Imelda Marcos, the Philippines’ former First Lady whose fame borders on notoriety, lifted her glass to her 85th birthday on Wednesday, even as she as dreamed of her family’s return to the Palace from which they were ousted.
Dressed, as elegantly as always, in a flowing red gown – fingers sparkling with diamond rings – Marcos greeted a multitude of supporters in husband Ferdinand’s stronghold of Batac, Ilocos Norte.
“My only wish is for God to give me a little more strength to prolong my life,” Marcos said, when asked by reporters if she had a birthday wish.
Marcos, who said that she has seen “the best, best, best and the worst, worst worst” in life, expressed that the curtain hasn’t fallen on her journey, just yet.
“I still have a vision and hope to bring more help to the Filipino people,” she said.
Her aspirations aree now pinned on son Sen. Ferdinand Marcos Junior, and the possibility of running for the presidency in 2016; something which she insists he is “qualified” to do.
“(Returning to) Malacanang would be a great help,” Imelda said, in reference to the ability to implement future projects.
“Imeldific,” a moniker she reportedly coined to refer to herself, gained infamy as the symbol of excess during the highly criticized 20-year dictatorship of her deceased husband, Ferdinand Sr..
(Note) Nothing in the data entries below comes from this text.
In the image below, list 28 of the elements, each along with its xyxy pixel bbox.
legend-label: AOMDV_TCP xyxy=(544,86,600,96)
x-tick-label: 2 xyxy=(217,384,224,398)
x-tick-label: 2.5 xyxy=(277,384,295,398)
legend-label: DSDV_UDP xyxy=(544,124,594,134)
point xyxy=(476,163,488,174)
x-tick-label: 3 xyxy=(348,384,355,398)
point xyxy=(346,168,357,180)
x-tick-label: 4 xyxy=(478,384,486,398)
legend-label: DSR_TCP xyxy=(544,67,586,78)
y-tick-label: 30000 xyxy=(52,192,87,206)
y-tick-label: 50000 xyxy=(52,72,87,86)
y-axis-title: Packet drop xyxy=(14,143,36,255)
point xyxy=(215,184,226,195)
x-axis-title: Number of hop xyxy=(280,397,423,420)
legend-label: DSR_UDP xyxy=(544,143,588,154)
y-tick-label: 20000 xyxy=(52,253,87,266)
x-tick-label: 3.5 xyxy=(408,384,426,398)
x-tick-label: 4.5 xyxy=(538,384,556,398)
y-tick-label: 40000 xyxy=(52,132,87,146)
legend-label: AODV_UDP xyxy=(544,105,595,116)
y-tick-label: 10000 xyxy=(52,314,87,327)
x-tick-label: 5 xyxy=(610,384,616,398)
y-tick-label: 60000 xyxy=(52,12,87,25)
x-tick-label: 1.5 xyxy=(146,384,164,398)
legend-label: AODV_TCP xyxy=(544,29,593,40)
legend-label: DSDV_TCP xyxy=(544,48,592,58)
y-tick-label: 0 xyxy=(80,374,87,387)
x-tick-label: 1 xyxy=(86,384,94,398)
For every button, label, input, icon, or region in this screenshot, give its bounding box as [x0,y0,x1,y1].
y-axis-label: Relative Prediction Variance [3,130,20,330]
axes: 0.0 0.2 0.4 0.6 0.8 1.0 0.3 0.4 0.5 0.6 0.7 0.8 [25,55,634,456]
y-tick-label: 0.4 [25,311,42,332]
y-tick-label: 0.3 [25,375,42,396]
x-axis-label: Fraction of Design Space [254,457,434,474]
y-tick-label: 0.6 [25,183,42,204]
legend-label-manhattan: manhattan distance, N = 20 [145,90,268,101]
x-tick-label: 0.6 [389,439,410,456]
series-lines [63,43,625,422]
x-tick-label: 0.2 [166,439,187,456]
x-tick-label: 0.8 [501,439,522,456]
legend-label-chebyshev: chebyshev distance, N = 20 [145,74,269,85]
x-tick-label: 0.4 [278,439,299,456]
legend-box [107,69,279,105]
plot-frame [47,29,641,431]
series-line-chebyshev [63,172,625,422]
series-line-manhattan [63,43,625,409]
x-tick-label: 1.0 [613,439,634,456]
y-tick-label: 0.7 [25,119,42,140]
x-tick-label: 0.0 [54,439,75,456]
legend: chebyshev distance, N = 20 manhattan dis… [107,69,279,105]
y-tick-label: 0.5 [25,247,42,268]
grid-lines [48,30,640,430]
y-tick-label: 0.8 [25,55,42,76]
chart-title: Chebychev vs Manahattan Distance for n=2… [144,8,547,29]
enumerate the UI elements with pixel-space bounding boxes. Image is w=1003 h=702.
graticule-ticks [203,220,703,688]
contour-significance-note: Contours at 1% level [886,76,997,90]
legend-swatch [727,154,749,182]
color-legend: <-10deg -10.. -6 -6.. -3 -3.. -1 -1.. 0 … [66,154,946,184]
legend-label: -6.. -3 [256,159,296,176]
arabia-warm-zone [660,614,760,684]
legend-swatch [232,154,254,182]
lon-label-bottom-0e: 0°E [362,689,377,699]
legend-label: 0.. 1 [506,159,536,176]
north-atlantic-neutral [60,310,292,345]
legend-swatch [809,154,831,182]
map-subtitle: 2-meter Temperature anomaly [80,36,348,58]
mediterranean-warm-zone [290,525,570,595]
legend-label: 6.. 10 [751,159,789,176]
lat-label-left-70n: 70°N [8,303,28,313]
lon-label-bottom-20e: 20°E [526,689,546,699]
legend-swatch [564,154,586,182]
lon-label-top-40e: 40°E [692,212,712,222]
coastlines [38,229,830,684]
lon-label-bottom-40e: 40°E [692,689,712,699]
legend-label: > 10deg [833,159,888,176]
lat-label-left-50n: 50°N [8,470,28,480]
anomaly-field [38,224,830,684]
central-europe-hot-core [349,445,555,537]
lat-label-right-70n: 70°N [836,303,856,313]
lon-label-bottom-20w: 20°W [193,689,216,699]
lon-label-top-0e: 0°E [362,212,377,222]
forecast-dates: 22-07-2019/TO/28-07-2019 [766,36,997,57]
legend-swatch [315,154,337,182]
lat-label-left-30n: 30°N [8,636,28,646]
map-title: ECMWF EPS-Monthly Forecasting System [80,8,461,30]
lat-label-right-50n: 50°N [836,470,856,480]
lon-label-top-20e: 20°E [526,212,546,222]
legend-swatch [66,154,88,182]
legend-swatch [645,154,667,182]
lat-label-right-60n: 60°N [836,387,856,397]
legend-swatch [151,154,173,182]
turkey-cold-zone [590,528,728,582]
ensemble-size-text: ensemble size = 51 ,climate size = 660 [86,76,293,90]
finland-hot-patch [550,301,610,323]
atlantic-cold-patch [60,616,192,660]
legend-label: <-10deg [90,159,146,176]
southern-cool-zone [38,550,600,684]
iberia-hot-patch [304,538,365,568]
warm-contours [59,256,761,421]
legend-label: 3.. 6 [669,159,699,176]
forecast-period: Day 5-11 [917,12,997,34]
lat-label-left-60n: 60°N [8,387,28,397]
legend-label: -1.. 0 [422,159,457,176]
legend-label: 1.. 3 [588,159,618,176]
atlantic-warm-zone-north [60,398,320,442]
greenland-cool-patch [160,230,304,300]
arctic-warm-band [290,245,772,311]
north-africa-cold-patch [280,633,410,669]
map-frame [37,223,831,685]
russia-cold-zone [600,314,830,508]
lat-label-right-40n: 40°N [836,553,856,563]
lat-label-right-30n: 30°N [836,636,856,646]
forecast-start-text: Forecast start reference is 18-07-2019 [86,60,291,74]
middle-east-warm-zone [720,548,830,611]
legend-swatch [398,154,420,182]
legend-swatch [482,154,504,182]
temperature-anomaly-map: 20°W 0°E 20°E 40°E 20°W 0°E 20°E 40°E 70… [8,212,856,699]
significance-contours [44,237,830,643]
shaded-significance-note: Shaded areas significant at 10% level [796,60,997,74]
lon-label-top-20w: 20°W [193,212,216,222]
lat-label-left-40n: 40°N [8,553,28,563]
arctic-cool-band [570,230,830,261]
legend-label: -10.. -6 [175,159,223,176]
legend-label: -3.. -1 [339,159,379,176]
The Marcos regime was characterized by excessive corruption, and a brutal martial law rule rife with human rights violations.
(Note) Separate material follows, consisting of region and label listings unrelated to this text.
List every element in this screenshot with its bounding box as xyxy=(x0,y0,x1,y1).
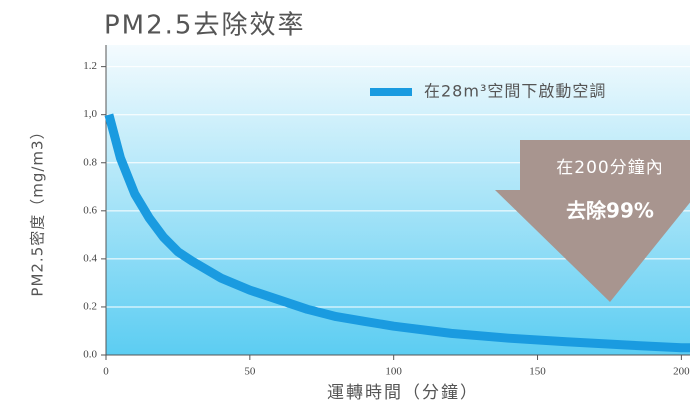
legend-label: 在28m³空間下啟動空調 xyxy=(424,82,606,101)
y-tick-label: 0.0 xyxy=(83,349,97,361)
annotation-line: 去除99% xyxy=(566,199,654,223)
x-axis-label: 運轉時間（分鐘） xyxy=(327,383,479,403)
y-tick-label: 0.4 xyxy=(83,252,97,264)
chart-title: PM2.5去除效率 xyxy=(104,11,305,41)
y-tick-label: 0.8 xyxy=(83,156,97,168)
data-line xyxy=(104,113,690,353)
x-tick-label: 200 xyxy=(673,366,690,378)
y-axis-label: PM2.5密度（mg/m3） xyxy=(29,123,47,296)
x-tick-label: 0 xyxy=(103,366,109,378)
y-tick-label: 1,0 xyxy=(83,108,97,120)
x-tick-label: 100 xyxy=(385,366,402,378)
x-tick-label: 50 xyxy=(244,366,256,378)
annotation-arrow xyxy=(495,140,690,302)
y-tick-label: 0.2 xyxy=(83,300,97,312)
y-tick-label: 0.6 xyxy=(83,204,97,216)
annotation-line: 在200分鐘內 xyxy=(556,158,663,178)
y-tick-label: 1.2 xyxy=(83,60,97,72)
x-tick-label: 150 xyxy=(529,366,546,378)
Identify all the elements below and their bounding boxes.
Modest estimates peg the total amount stolen from public coffers during their regime at about $10 billion. Scores of political and social activists were killed, and many others, disappeared without a trace.
In 1986, a public uproar and military coup – better known as the “People Power” revolt – resulted in the ousting of Marcos, who fled to Hawaii with his family. He died in exile in 1989.